Russia's Investigative Committee said on July 16 it had launched an investigation into environmentalist Yevgenia Chirikova on a charge of distributing false information about Russia's military.
According to the committee, the charge against Chirikova stems from a video she placed online, which "contained knowingly false information about the activities of the Russian Federation's armed forces against civilians in Ukraine."
The statement added that Chirikova is also suspected of facilitating terrorism.
Chirikova is a leading Russian environmentalist who fled Russia in April 2015.
She has been known for her environment activities since 2010, when she led a campaign to prevent a highway to St. Petersburg from being built through part of the Moscow region's Khimki Forest.
Chirikova helped create the Defenders of Khimki Forest group in 2010 to work against the highway project and initially had success halting the project as the government promised to do environmental-impact studies.
In January, the Russian Justice Ministry added Chirikova to its list of "foreign agents."
In late April, a court in Russia's Komi Republic issued arrests warrants for Chirikova and several other self-exiled opposition politicians, including former world chess champion Garry Kasparov, former Russian lawmaker Gennady Gudkov, and Ivan Tyutrin.
The four politicians are members of the Council of the Free Russia Forum established in Lithuania in 2016.

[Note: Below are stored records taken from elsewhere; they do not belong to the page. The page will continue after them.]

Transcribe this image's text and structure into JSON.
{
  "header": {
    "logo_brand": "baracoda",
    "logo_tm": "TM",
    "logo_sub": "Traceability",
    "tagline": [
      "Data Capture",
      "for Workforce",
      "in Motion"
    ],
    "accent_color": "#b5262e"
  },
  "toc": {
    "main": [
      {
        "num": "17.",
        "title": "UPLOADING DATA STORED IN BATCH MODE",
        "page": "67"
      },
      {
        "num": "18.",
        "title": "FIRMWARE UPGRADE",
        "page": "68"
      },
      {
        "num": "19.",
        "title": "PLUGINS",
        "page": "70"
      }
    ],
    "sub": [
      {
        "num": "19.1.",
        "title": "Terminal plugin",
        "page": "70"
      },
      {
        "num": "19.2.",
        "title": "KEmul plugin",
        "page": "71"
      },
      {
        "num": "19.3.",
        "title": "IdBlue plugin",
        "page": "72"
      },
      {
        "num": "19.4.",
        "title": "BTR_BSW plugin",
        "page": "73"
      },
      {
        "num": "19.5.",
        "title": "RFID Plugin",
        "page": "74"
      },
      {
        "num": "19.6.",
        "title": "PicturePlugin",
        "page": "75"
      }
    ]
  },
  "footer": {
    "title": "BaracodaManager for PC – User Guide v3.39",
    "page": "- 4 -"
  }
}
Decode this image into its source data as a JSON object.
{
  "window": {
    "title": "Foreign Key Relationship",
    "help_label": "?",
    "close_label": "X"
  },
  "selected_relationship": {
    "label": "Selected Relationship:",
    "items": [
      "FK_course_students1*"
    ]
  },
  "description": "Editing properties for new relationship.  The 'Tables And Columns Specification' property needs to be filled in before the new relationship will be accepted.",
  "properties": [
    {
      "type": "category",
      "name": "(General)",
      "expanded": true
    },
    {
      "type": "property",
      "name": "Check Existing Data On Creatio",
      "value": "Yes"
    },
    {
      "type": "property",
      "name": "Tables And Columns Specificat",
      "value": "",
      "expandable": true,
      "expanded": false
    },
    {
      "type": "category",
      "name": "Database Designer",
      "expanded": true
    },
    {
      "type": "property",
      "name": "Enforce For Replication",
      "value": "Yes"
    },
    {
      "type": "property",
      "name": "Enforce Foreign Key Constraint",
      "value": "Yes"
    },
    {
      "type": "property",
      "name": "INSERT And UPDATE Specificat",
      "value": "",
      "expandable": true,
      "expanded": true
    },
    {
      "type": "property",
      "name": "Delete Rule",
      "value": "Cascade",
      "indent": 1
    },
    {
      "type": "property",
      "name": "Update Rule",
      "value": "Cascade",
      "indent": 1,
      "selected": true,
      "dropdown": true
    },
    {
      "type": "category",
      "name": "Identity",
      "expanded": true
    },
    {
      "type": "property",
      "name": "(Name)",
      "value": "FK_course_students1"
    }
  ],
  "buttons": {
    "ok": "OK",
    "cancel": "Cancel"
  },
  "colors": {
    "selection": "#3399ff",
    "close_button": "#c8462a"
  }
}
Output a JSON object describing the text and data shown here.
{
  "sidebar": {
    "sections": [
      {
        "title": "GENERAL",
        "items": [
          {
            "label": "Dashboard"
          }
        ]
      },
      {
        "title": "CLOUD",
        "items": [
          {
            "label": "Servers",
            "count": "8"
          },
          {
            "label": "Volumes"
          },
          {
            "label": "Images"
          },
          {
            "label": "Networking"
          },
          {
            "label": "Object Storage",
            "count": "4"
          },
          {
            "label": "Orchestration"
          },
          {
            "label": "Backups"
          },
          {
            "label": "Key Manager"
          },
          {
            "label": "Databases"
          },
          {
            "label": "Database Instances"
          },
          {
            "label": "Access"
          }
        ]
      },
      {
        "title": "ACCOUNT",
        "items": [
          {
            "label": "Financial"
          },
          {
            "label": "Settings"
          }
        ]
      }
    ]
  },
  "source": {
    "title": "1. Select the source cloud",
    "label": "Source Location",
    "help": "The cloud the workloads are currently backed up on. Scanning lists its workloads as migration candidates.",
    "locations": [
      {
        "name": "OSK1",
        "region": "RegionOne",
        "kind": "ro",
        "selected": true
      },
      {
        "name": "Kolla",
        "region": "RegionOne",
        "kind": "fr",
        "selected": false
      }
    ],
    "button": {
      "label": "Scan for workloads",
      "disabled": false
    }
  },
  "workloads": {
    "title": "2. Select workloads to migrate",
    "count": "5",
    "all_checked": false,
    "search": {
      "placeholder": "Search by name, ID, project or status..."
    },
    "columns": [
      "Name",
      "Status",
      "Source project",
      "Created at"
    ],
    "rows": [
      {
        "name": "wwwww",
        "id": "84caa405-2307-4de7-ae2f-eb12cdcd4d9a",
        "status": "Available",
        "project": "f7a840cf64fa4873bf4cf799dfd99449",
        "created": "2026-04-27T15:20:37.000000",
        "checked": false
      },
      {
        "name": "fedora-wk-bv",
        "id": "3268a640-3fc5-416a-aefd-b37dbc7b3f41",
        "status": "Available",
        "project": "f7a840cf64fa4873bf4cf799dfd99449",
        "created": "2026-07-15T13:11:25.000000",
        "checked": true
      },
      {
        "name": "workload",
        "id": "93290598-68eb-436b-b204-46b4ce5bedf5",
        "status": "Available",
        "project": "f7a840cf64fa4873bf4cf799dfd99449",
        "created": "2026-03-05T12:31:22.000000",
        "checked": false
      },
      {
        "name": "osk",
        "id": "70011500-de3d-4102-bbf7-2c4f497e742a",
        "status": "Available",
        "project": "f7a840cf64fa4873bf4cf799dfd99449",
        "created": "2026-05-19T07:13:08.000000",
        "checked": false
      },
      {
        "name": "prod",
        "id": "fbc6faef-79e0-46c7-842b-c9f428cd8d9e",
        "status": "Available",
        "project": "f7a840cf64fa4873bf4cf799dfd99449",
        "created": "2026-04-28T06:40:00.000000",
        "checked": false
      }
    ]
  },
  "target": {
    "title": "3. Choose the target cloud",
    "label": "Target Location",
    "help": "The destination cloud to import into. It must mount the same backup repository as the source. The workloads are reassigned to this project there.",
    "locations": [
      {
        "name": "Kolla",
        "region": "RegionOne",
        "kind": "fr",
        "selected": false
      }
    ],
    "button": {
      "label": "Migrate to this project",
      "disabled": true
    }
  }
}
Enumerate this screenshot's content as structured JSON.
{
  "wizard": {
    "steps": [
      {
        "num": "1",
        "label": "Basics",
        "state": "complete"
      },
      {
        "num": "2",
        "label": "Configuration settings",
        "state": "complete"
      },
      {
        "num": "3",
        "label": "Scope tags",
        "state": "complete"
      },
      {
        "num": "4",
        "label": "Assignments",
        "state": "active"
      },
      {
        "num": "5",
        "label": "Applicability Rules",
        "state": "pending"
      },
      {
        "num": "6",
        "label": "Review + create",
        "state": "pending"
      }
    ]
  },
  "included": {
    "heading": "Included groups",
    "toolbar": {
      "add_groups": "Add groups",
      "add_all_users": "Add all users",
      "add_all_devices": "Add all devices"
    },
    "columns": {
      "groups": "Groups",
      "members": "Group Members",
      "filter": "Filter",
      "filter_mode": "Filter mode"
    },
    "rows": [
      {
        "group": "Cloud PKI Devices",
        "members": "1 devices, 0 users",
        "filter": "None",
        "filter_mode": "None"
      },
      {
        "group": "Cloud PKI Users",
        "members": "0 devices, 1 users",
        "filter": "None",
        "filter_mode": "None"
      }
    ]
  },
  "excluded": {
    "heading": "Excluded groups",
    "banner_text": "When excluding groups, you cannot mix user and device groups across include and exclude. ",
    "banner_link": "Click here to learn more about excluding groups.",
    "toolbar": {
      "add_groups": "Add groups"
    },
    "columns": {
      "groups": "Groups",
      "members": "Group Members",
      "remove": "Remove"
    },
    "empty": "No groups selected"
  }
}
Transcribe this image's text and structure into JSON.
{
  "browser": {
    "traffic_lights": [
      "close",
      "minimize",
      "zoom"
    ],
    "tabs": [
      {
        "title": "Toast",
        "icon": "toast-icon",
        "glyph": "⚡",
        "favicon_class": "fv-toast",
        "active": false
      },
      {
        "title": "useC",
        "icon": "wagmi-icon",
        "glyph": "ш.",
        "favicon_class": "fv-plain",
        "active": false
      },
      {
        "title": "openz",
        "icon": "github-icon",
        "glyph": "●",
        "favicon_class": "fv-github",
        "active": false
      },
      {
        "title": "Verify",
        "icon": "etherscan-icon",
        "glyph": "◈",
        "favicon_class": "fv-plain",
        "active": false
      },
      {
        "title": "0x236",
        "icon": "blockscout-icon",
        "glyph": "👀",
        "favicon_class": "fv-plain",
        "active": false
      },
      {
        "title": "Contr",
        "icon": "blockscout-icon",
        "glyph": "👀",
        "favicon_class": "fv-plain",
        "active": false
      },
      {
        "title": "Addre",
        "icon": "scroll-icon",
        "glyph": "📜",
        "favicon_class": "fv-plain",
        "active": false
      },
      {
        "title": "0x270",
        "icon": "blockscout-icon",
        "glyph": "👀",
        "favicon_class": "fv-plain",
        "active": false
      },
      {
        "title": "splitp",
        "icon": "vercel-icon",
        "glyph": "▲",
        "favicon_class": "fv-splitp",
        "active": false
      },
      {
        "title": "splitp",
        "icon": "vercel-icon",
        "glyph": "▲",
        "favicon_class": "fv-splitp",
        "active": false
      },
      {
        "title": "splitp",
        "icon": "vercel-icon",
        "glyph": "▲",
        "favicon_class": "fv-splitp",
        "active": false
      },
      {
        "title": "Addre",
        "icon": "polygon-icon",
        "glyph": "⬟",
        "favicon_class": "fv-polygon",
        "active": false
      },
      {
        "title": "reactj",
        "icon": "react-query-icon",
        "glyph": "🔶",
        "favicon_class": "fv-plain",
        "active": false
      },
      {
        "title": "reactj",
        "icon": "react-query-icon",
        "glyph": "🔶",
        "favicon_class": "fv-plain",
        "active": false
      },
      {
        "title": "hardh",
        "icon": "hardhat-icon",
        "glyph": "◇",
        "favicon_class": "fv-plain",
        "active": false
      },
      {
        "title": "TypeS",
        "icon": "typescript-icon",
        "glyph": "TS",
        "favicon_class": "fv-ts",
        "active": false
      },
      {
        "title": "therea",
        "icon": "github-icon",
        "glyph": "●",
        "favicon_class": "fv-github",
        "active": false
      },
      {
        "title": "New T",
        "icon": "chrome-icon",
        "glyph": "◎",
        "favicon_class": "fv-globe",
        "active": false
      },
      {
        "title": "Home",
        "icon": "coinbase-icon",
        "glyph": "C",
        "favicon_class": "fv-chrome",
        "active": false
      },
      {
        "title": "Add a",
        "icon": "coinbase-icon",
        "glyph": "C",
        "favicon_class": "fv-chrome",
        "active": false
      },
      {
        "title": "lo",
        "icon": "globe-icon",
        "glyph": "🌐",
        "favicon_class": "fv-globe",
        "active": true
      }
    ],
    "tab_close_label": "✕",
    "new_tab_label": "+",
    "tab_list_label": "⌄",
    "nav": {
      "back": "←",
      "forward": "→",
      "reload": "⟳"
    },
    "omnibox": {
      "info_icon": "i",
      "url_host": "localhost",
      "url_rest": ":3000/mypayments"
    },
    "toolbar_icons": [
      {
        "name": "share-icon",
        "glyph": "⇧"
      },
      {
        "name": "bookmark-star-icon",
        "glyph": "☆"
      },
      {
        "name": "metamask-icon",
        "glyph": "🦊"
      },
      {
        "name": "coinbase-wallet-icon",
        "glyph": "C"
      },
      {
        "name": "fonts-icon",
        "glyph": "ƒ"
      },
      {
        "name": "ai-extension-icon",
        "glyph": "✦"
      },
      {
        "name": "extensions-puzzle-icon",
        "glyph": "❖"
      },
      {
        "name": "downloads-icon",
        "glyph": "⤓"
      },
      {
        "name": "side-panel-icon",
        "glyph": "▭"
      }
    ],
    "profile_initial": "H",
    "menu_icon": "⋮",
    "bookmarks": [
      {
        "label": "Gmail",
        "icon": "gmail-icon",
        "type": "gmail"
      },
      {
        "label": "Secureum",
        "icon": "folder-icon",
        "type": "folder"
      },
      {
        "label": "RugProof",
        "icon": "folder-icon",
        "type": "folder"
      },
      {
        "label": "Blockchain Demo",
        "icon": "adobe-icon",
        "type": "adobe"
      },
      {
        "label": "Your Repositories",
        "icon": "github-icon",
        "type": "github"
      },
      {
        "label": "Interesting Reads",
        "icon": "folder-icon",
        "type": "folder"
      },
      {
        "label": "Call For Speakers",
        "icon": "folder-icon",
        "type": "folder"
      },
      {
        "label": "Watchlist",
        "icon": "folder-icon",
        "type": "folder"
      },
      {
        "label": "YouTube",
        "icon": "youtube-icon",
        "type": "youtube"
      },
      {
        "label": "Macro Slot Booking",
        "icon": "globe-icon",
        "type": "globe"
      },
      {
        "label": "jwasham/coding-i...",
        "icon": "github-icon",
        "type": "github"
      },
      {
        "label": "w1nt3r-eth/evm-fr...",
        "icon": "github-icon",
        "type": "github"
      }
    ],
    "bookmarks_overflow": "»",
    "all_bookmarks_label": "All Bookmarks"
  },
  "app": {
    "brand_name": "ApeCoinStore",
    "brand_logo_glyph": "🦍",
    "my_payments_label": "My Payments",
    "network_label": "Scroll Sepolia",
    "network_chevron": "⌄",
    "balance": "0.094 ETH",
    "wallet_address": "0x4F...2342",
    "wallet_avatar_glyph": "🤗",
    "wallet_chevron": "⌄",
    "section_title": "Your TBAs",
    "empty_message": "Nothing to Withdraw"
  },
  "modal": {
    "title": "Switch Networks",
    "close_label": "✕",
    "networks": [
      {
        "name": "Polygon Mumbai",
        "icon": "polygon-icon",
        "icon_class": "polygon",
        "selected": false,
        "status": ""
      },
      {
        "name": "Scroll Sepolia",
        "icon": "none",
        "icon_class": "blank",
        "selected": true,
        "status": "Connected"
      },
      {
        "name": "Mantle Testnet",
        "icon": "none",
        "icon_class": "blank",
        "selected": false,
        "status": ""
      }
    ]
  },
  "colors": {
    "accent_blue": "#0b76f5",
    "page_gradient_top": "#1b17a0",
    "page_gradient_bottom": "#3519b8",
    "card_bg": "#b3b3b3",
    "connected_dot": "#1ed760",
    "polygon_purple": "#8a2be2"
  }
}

In February last year, the Russian Prosecutor-General's Office recognized the Free Russia Forum as an "undesirable organization." The "undesirable organization" law, adopted in 2015, is a Kremlin-backed regulation on organizations that receive funding from foreign sources.
The label has been applied to more than 170 organizations -- including media outlets such as RFE/RL, religious organizations, and NGOs involved in political, cultural, and educational activities -- since Moscow began using the classification.
It effectively bans the organizations outright.
Chirikova was awarded the Woman of Courage Award in 2011 by then-U.S. Vice President Joe Biden and the Goldman Environmental Prize in San Francisco.
She was arrested several times for her activities while in Russia, while several Khimki activists and journalists were beaten and harassed for their efforts to stop development within the Khimki Forest.